我想采用流式IEnumerable值,例如:实际的应用程序将流式处理来自DataReader的数据记录
var tuples = new(int, int)[]
{
(0, 0), (0, 1), (0, 2), (0, 3), (1, 0), (1, 1), (2, 0), (2, 1), (2, 2),
};
我想保持状态并观察左字段中的每个变化。每一组具有共同左侧字段的项目应该作为一系列IEnumerables返回(数据将被预先排序,因此我不必担心在本地端进行排序)。
(0,0) (0,1) (0,2) (0,3)
(1,0) (1,1)
(2,0) (2,1) (2,2)
这可能是不可能的,但希望在不创建任何将在RAM中存储记录的每组临时列表的情况下做到这一点,因为每个组将相当大。换句话说,以某种方式让每个组以某种方式神奇地从原始IEnumerable中抽取
一个inner-TakeWhile似乎是可行的方法,但它总是从头开始在tg
上重新开始迭代。
private int currentGroup;
public IEnumerator<IEnumerable<Tuple<int, int>>> GetEnumerator()
{
var tg = TupleGenerator();
foreach (Tuple<int, int> item in tg)
{
currentGroup = item.Item1;
yield return tg.TakeWhile((x) => x.Item1 == currentGroup);
}
}
static IEnumerable<Tuple<int, int>> TupleGenerator()
{
for (int i = 0; i < 10; i++)
{
for (int j = 0; j < 10; j++)
{
yield return new Tuple<int, int>(i,j);
}
}
}
因此,虽然可以避免在内存中存储整个组的数据,并且只在请求时使用固定的内存对每个项进行流处理,但也有缺点。了解为什么缓冲是这类问题的典型解决方案是很重要的。首先,避免缓冲的代码更加复杂。其次,消费者总是在请求下一组之前迭代每个内部IEnumerable
直到完成,并且任何内部IEnumerable
都不能开始迭代超过一次。如果你违反了这些规则中的任何一条(如果你没有明确地检查它们),事情就会悄无声息地出错。(你最终会得到应该在多个组中属于同一组的数据,有错误的组数,等等)考虑到这些错误是多么容易犯,以及搞砸的后果,确实值得显式检查它们并抛出异常,这样消费者至少知道它是错误的,需要修复。

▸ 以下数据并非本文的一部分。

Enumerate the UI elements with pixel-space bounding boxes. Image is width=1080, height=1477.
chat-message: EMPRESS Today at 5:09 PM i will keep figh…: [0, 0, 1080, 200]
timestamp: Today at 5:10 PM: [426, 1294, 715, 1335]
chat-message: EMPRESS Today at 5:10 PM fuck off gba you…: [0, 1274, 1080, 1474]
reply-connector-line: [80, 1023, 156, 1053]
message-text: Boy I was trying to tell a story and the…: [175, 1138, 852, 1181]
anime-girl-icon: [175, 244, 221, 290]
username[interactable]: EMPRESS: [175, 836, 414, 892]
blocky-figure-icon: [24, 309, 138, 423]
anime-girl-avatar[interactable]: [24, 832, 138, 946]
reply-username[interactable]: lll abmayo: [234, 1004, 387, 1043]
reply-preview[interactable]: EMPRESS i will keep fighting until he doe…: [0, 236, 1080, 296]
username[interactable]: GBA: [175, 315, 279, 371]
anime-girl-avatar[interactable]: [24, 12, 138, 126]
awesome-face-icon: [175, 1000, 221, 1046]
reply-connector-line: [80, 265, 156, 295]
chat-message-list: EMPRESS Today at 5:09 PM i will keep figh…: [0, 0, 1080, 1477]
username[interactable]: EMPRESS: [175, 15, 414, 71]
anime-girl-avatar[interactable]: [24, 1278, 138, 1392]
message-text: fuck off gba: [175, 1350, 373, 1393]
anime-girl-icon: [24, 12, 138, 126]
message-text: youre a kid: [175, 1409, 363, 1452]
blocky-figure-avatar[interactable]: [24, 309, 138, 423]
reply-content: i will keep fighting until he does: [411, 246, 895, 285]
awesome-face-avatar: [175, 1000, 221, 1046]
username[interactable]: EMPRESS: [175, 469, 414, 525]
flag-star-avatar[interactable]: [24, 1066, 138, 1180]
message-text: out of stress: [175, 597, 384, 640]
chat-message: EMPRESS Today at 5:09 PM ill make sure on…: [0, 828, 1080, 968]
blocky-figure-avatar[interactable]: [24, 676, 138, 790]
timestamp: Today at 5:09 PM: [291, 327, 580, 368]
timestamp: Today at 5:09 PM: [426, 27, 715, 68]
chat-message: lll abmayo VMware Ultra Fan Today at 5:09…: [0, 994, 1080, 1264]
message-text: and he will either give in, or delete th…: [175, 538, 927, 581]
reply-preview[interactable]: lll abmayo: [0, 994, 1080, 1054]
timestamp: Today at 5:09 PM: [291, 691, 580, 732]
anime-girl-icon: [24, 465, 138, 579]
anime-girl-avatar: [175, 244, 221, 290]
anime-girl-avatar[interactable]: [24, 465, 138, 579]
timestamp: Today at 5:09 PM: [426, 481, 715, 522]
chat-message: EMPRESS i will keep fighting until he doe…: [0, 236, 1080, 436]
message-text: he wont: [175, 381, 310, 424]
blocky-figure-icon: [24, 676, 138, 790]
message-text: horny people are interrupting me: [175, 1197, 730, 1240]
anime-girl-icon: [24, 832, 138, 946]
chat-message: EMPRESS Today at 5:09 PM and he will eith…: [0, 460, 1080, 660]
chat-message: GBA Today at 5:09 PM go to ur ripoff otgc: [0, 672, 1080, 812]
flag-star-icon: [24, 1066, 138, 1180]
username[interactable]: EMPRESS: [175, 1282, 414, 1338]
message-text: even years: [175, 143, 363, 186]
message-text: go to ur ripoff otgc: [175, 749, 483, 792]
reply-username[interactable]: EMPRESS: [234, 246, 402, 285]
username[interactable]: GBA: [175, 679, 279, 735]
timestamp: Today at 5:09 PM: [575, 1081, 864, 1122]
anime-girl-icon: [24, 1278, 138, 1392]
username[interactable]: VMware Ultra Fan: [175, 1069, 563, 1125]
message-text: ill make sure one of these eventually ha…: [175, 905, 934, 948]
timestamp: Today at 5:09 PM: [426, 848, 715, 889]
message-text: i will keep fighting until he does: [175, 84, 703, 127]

public static IEnumerable<IEnumerable<T>> GroupWhile<T>(
this IEnumerable<T> source,
Func<T, T, bool> predicate)
{
using (var iterator = source.GetEnumerator())
{
bool previousGroupFinished = true;
bool sourceExhaused = !iterator.MoveNext();
while (!sourceExhaused)
{
if (!previousGroupFinished)
throw new InvalidOperationException("It is not valid to request the next group until the previous group has run to completion");
previousGroupFinished = false;
bool startedIteratingCurrentGroup = false;
yield return NextGroup();
IEnumerable<T> NextGroup()
{
if (startedIteratingCurrentGroup)
throw new InvalidOperationException("This sequence doesn't support being iterated multiple times.");
startedIteratingCurrentGroup = true;
T previous;
do
{
yield return iterator.Current;
previous = iterator.Current;
sourceExhaused = !iterator.MoveNext();
}
while (!sourceExhaused && predicate(previous, iterator.Current));
previousGroupFinished = true;
}
}
}
}
在你的例子中使用它,它很简单,当第一个项目相等时,你的项目被分组,但你可以使用任何你想要的分组条件。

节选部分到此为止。